A Māori-owned farming empire rises from the ashes, sparking hope and controversy.
In a remarkable turnaround, the Ātihau-Whanganui Incorporation, a massive farming operation with deep cultural roots, has emerged from two years of losses to post a stunning $9.7 million after-tax profit. This news comes as the incorporation welcomes new leaders to its board, setting the stage for a promising future.
But who are the people behind this success?
The incorporation, owned by the descendants of Te Ātihaunui-a-Pāpārangi and Whanganui iwi, manages a vast 42,000 hectares of ancestral land, including diverse agricultural ventures. With over 9000 shareholders, it's a significant player in the region's economy.
The recent annual general meeting in Whanganui saw Shar Amner re-elected to the board, joined by newcomers Jonelle Hiroti-Kinane and Hayden Potaka. This trio, selected from eight candidates, will work alongside existing members Dr Rāwiri Tinirau, Hamish Blackburn, Kemp Dryden, and Keria Ponga.
And here's where it gets controversial...
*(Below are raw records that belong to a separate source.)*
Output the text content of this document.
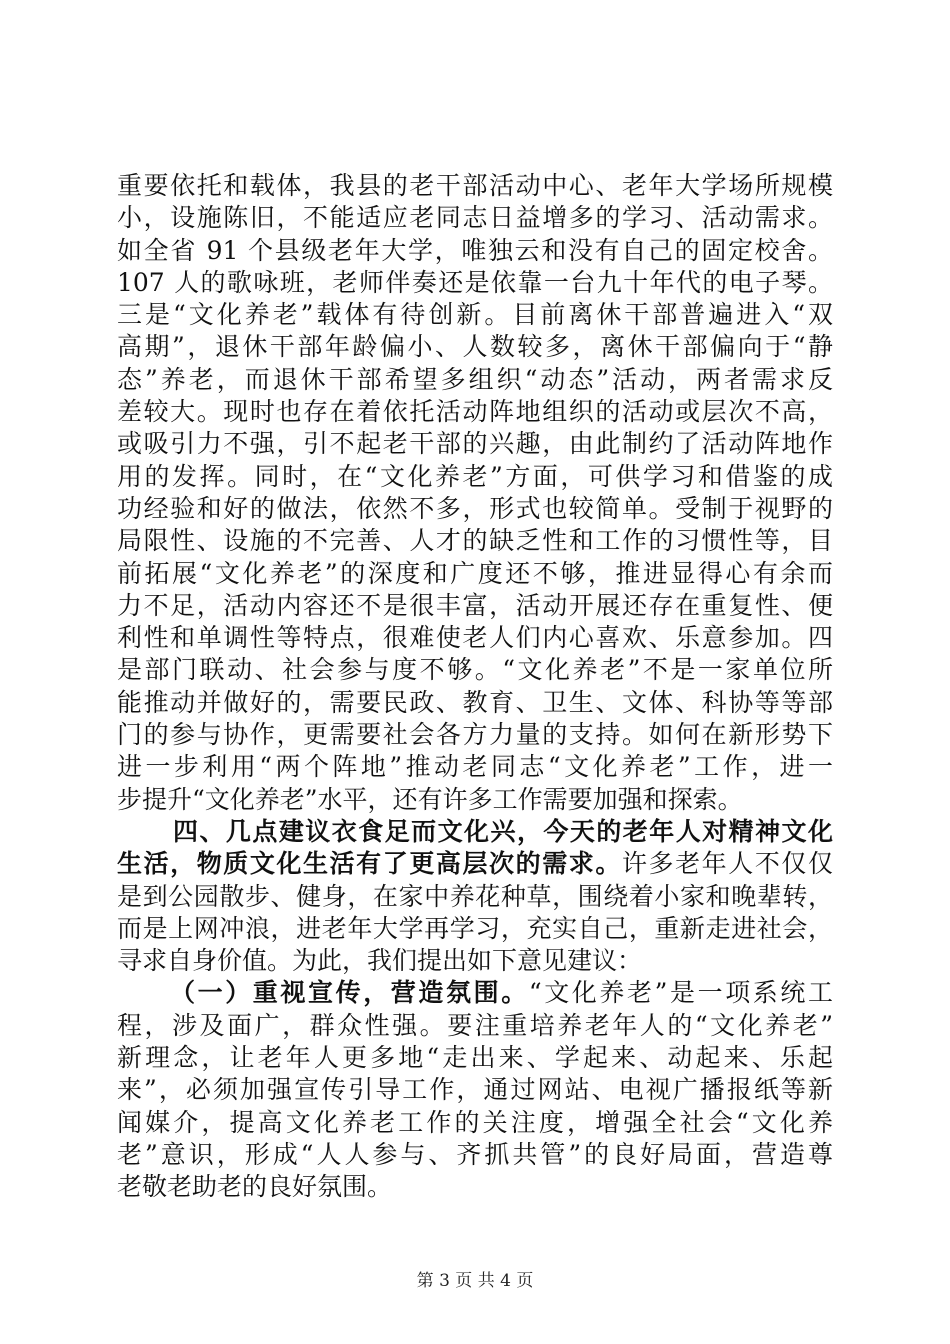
重要依托和载体，我县的老干部活动中心、老年大学场所规模
小，设施陈旧，不能适应老同志日益增多的学习、活动需求。
如全省 91 个县级老年大学，唯独云和没有自己的固定校舍。
107 人的歌咏班，老师伴奏还是依靠一台九十年代的电子琴。
三是“文化养老”载体有待创新。目前离休干部普遍进入“双
高期”，退休干部年龄偏小、人数较多，离休干部偏向于“静
态”养老，而退休干部希望多组织“动态”活动，两者需求反
差较大。现时也存在着依托活动阵地组织的活动或层次不高，
或吸引力不强，引不起老干部的兴趣，由此制约了活动阵地作
用的发挥。同时，在“文化养老”方面，可供学习和借鉴的成
功经验和好的做法，依然不多，形式也较简单。受制于视野的
局限性、设施的不完善、人才的缺乏性和工作的习惯性等，目
前拓展“文化养老”的深度和广度还不够，推进显得心有余而
力不足，活动内容还不是很丰富，活动开展还存在重复性、便
利性和单调性等特点，很难使老人们内心喜欢、乐意参加。四
是部门联动、社会参与度不够。“文化养老”不是一家单位所
能推动并做好的，需要民政、教育、卫生、文体、科协等等部
门的参与协作，更需要社会各方力量的支持。如何在新形势下
进一步利用“两个阵地”推动老同志“文化养老”工作，进一
步提升“文化养老”水平，还有许多工作需要加强和探索。
四、几点建议衣食足而文化兴，今天的老年人对精神文化
生活，物质文化生活有了更高层次的需求。许多老年人不仅仅
是到公园散步、健身，在家中养花种草，围绕着小家和晚辈转，
而是上网冲浪，进老年大学再学习，充实自己，重新走进社会，
寻求自身价值。为此，我们提出如下意见建议：
（一）重视宣传，营造氛围。“文化养老”是一项系统工
程，涉及面广，群众性强。要注重培养老年人的“文化养老”
新理念，让老年人更多地“走出来、学起来、动起来、乐起
来”，必须加强宣传引导工作，通过网站、电视广播报纸等新
闻媒介，提高文化养老工作的关注度，增强全社会“文化养
老”意识，形成“人人参与、齐抓共管”的良好局面，营造尊
老敬老助老的良好氛围。
第 3 页 共 4 页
The incorporation's chairperson, Shar Amner, attributes the financial recovery to discipline and strategic vision, even during leadership changes. But is this the full story? The sale of honey and carbon credits played a significant role, reducing debt by 25% ($10 million) and boosting shareholder dividends. This raises questions about the long-term sustainability of such measures.
Market forces and strategic shifts:
The board acknowledges the turbulent market conditions, emphasizing the importance of structural reforms while staying true to their ancestors' vision. They've streamlined their focus from seven priorities to three key areas: farm productivity, strategic partnerships, and data-driven decisions. This shift, they believe, is essential for targeted execution.
Controversy in the commodity markets:
Operating in global commodity markets brings both opportunities and challenges. While the incorporation benefits from its scale, market volatility remains a constant threat. The board asserts that their institutional stability and diversified operations provide an advantage over smaller players. But is this a fair assessment, or does it overlook the resilience of smaller, more agile businesses?
A year of agricultural success:
The incorporation's diverse agricultural portfolio thrived, with strong livestock prices for meat, milk, and wool. Spring saw a bountiful yield, with over 86,000 lambs and thousands of calves born. Honey production, a key focus, finally showed signs of recovery, with substantial sales of mānuka and native bush honey.
Giving back to the community:
The incorporation's charitable arm, Te Āti Hau Trust, received increased support, with distributions rising to $325,000. The trust plays a vital role in supporting shareholders and their descendants through health, education, and community grants. Despite reduced funding from the incorporation, the trust distributed over $362,000 in scholarships and grants, including crucial support for kaumātua healthcare.
Looking ahead:
With a new CEO, John Tatere, at the helm, the incorporation is poised for growth. But what does this mean for the community and the environment? Will the incorporation's success lead to further expansion, and what impact might this have on the region's cultural and ecological heritage?
What do you think?
Is the incorporation's strategy a sustainable model for the future, or does it rely too heavily on market forces and short-term gains? Share your thoughts on this complex and intriguing story.